Moreover, the presidential security apparatus will return to its former role of protecting the Rafah border crossing with light weapons, following huge popular pressure on Hamas after the Egyptian side of the crossing was closed in the wake of Egyptian President Mohammed Morsi's ouster. The current police, which manages the Passport Department, will remain in place. There will be changes in the staff of different ministries, such as the Foreign Ministry, Health Ministry and others, based on the concept of a technocratic government.
The two sources from Fatah and Hamas confirmed that the employees of the ministries will no longer be a large burden after the return of the PA employees to work. Hamas appointed more than 20,000 civil employees after taking over Gaza. There will be a specialized committee to study the retirement of employees. Both parties had previously agreed on the terms of retirement and confirmed them in Gaza. They set the retirement age at 55, provided that the employees who want to retire as of the age of 50 be paid their dues in advance. This would reduce the number of employees.

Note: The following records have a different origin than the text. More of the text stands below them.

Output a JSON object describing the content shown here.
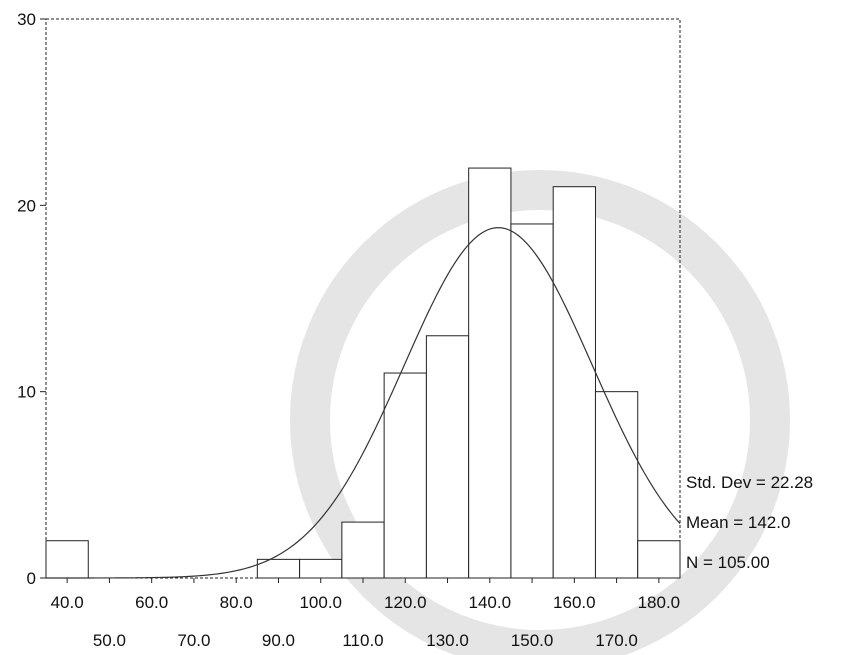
{
  "chart_data": {
    "type": "histogram",
    "title": "",
    "xlabel": "",
    "ylabel": "",
    "bin_width": 10,
    "bins": [
      {
        "center": 40.0,
        "count": 2
      },
      {
        "center": 50.0,
        "count": 0
      },
      {
        "center": 60.0,
        "count": 0
      },
      {
        "center": 70.0,
        "count": 0
      },
      {
        "center": 80.0,
        "count": 0
      },
      {
        "center": 90.0,
        "count": 1
      },
      {
        "center": 100.0,
        "count": 1
      },
      {
        "center": 110.0,
        "count": 3
      },
      {
        "center": 120.0,
        "count": 11
      },
      {
        "center": 130.0,
        "count": 13
      },
      {
        "center": 140.0,
        "count": 22
      },
      {
        "center": 150.0,
        "count": 19
      },
      {
        "center": 160.0,
        "count": 21
      },
      {
        "center": 170.0,
        "count": 10
      },
      {
        "center": 180.0,
        "count": 2
      }
    ],
    "xlim": [
      35,
      185
    ],
    "ylim": [
      0,
      30
    ],
    "y_ticks": [
      "0",
      "10",
      "20",
      "30"
    ],
    "x_ticks_upper": [
      "40.0",
      "60.0",
      "80.0",
      "100.0",
      "120.0",
      "140.0",
      "160.0",
      "180.0"
    ],
    "x_ticks_lower": [
      "50.0",
      "70.0",
      "90.0",
      "110.0",
      "130.0",
      "150.0",
      "170.0"
    ],
    "normal_curve": {
      "mean": 142.0,
      "std_dev": 22.28,
      "n": 105.0
    },
    "stats": {
      "std_dev": "Std. Dev = 22.28",
      "mean": "Mean = 142.0",
      "n": "N = 105.00"
    }
  }
}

Both parties hope that the Arab states will form a financial security network to pay the dues of Palestinian employees, in addition to the financial compensation to the families of the victims of both parties who died during the fighting between 2006 and 2007.
The Hamas source indicated that Hamas might contribute to paying up to 40% of the dues of retired employees, which would be a major cost for the movement. This would be equivalent to just over the amount of salaries for one month of its current employees in Gaza.
The experience of the Muslim Brotherhood-affiliated Ennahda movement led by Sheikh Rashid al-Ghannouchi in Tunisia pushed Hamas toward reconciliation with Fatah and encouraged it to make huge concessions to protect its gains under the regional changes, according to the Hamas source.
“Ghannouchi strongly pushed for the internal Palestinian reconciliation and considered it the optimal way to rise above the current crises,” the source noted.
The conflicting parties, Fatah and Hamas, succeeded in their latest agreement despite the concessions involved for both. However, the issue of the PLO and its actual activation will remain the toughest part in the battle to enforce the new agreement. The Palestinians are afraid that this agreement will be added to the list of old unimplemented agreements.